Falou Dai Yu, com ânimo incontido:
‘Vindes honrar de novo esta donzela?
Vede bem: o seu conselho foi seguido:
nesse altar um belo vaso se encastela,
por meia dúzia de imagens enfeitado,
para que o deus seja assim bem mais honrado!’”

A MULHER E A FLOR VIII

“’E agora?  Aprovais o que fiz, mestre querido?
Antes as flores a imagem enfeitavam,
mas agora esse louvor foi invertido:
esses ídolos de algum modo se prostravam
e nesse confessar do amor vertido,
enfeitam flores que antes dominavam!...
Como dissestes, Deus está na flor,
muito mais do que em estátuas sem calor!...’”

“Falou Lao Yê, após longo suspiro:
‘Fizeste, sim, a inversão nesta mudança;
tua alma ingênua e simples admiro
e vejo nela um sopro de esperança,
após a prática desse vasto giro,
tal qual faria também pura criança,
pois realmente, Deus está na flor,
muito mais do que em estátuas sem odor...’”

“’Mas estão as flores que cortas moribundas...
Deus está nelas, na vida e até na morte,
porém existem perfeições bem mais profundas
em quem possui a razão como seu norte,
pois Deus está em tuas faces rubicundas  (*)
e na tua vida se encontra em maior porte...
Deus se encontra bem mais numa mulher
que numa flor que rezar sabe sequer...’”
(*) Rosadas.

“Pois quando Deus a cada mulher cria,
ele a reveste com delicadeza,
dá-lhe a bondade que em Seu olhar luzia;
mais que nas flores, reflete a Sua beleza...
Sem dúvida, em belas flores pensaria,
criando as “flores” de maior grandeza...
Coloca flores, portanto, em teus cabelos:
bem penteados, de Deus mostram desvelos!...’”

A MULHER E A FLOR IX

“’Esquece os ídolos, reveste-te de flores,
pois és a fonte mais pura do jardim,
poço das águas, mãe dos resplendores:
é o próprio Deus que te concebe assim,
que imagens são enfeites sem ardores:
que adornem flores toda mulher, enfim!
Como imagem de Deus tiveste a sina,
todo o louvor é a ti que se destina!...”’

“Dizendo assim, o sábio se afastou,
indo aos discípulos levar as suas lições;
porém, no meio da noite, despertou:
São tão variados os humanos corações!
Em Dai Yu longas horas meditou,
na honestidade de suas devoções...
Teria ela entendido, realmente,
as suas palavras, um ser tão inocente...?”

“Já no outro dia, Lao Yê tomou o caminho
que de Dai Yu levava até a morada
e lá encontrou, qual em templo pequeninho,
pequeno grupo de gente ali ajoelhada,
vendo Dai Yu na maior fé e carinho,
deusa que fosse por todos invocada!...
Ela pusera em seus cabelos flores.
a seu redor, vinte imagens sem ardores...”

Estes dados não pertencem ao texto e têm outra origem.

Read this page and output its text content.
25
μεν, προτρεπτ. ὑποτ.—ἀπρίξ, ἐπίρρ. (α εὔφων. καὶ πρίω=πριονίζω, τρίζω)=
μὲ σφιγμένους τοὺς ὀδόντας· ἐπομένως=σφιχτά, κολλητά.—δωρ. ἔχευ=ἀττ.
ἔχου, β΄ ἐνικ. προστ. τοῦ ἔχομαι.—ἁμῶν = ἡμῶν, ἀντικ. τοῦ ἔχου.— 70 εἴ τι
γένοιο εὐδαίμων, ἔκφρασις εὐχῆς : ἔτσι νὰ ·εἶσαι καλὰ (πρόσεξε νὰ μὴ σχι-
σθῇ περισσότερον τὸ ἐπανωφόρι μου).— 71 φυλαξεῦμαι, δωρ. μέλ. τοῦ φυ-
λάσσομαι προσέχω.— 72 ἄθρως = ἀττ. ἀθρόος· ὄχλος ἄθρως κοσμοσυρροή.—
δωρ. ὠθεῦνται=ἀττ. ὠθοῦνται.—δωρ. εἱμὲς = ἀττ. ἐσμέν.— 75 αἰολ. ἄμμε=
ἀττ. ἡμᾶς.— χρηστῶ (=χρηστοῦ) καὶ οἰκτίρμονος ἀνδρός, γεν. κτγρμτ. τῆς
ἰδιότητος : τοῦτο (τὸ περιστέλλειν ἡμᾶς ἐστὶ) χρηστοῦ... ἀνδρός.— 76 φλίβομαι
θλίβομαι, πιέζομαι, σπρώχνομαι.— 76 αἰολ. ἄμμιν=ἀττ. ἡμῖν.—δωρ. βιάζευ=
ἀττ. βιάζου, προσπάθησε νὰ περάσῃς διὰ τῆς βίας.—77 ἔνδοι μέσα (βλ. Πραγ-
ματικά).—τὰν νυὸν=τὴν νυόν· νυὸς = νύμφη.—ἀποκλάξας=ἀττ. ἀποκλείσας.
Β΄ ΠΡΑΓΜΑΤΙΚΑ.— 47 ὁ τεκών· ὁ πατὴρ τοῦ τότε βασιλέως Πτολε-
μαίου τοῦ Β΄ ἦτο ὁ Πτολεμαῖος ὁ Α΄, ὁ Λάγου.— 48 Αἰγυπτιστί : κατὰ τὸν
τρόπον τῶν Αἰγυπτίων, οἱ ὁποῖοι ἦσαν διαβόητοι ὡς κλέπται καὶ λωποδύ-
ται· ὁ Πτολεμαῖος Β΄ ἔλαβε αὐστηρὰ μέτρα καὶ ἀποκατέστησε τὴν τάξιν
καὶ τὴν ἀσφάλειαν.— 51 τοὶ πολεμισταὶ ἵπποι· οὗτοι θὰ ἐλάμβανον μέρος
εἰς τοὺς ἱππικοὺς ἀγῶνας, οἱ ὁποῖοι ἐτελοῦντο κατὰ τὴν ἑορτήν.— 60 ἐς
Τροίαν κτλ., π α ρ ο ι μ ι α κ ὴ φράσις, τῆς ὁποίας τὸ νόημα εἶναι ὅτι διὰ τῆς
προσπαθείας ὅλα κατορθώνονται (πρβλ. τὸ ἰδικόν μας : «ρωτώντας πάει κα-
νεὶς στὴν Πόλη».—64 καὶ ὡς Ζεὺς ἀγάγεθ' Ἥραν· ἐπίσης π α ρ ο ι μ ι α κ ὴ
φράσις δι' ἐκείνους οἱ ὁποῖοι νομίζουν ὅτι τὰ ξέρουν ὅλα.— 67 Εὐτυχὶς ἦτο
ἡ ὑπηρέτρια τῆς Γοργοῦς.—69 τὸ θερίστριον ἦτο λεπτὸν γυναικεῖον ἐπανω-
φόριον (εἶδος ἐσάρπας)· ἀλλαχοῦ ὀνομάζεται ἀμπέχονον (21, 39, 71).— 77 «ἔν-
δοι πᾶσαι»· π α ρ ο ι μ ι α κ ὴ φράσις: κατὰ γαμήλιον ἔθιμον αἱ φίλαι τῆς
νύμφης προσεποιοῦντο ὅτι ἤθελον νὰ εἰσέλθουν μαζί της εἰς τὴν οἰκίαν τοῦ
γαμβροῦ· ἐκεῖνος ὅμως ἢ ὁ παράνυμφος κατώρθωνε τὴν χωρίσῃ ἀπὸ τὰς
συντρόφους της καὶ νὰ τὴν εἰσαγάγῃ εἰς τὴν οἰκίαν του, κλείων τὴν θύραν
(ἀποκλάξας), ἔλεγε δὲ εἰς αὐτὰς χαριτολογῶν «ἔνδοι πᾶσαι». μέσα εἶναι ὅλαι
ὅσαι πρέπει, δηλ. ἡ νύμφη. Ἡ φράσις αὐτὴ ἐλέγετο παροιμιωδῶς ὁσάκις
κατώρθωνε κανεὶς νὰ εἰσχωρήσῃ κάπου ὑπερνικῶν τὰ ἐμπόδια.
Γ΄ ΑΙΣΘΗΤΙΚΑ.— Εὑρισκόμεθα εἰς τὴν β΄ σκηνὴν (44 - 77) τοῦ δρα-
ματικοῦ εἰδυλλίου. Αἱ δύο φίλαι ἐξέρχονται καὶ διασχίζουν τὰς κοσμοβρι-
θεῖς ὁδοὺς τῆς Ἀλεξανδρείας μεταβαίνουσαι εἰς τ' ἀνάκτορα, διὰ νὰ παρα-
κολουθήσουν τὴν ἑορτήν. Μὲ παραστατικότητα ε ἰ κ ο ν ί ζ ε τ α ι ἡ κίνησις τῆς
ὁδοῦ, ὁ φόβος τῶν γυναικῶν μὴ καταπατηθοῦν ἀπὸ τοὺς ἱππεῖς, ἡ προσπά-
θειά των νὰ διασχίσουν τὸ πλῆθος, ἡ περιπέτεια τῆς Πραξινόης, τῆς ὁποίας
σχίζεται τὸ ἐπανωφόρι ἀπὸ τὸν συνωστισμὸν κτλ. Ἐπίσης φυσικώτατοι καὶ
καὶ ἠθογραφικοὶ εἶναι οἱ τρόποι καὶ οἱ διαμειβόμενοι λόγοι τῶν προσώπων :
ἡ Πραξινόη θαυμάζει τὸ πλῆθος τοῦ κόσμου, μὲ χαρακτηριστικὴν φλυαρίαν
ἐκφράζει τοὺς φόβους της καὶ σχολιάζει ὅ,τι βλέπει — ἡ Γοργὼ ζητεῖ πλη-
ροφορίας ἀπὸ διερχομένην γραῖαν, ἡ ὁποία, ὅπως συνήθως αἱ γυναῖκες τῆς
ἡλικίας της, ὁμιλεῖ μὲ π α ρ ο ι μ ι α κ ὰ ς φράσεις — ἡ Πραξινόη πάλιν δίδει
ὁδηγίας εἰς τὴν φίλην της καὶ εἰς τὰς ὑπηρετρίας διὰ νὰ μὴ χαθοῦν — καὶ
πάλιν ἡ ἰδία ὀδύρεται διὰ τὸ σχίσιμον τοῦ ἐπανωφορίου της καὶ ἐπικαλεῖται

“Pois lhe trouxera o povo muitos mais
dos velhos ídolos de suas residências,
adorando essa mulher, em artificiais
devoções, qual de Lao Yê as exigências
realizassem, como sendo naturais,
ao encanto da mulher suas reverências!...
Dai Yu coberta de flores em colares
E mais ainda de adoração olhares!...”

A MULHER E A FLOR X

“Dai Yu apenas olhou para Lao Yê,
em um gestual de pura majestade;
que não mais o escutaria, o sábio vê
e se afastou, na maior dignidade.
Como em tolices facilmente o povo crê!
Palavra sábia tornada em falsidade!
Porém, de fato, Deus se encontra nela,
que longo tempo conserve-se assim bela!...”

Assim Omar concluiu sua narrativa,
maravilhados Mustafá e seus criados
com a ingenuidade dessa gente primitiva,
rendendo graças por serem inspirados
pela palavra de Maomé, que ativa
nos crentes, a negação de tais pecados!
Maktub! – disse a todos Mustafá.
Estava escrito! – A vontade foi de Alá!...

Já lhes chegava a hora da oração
a ser rezada no meio dessa tarde;
e disse Omar: “Já sei que não virão
os mercadores de trigo; e até me arde
a vergonha, por tal humilhação...”
Mas respondeu Mustafá, sem mais alarde:
Maktub! – meu amigo.  Estava escrito,
que seja o nosso Deus sempre bendito!...

“Meu tempo não perdi junto a teu lado,
enquanto ouvia de ti o conto antigo,
que me deixou o coração tranquilizado:
que importam lucro e trigo, meu amigo?
Não só de pão é o corpo alimentado;
bons pensamentos a que o homem dá abrigo
lhe nutrem muito mais o coração;
quem me enganou terá, portanto, o meu perdão!

EPÍLOGO

Pois não vivemos tão só pela razão
ou pelo ouro que o coração anima,
porém dos sonhos que nos vêm ao coração
e os pensamentos bons a que se inclina
a nossa alma, ao amor e à compaixão,
a ter paciência, por má que seja a sina,
que o amor do lucro é pura fantasia:
só na verdade encontraremos alegria!  (*)
(*) Neste epílogo Malba Tahan alude a Gibran Kalil Gibran.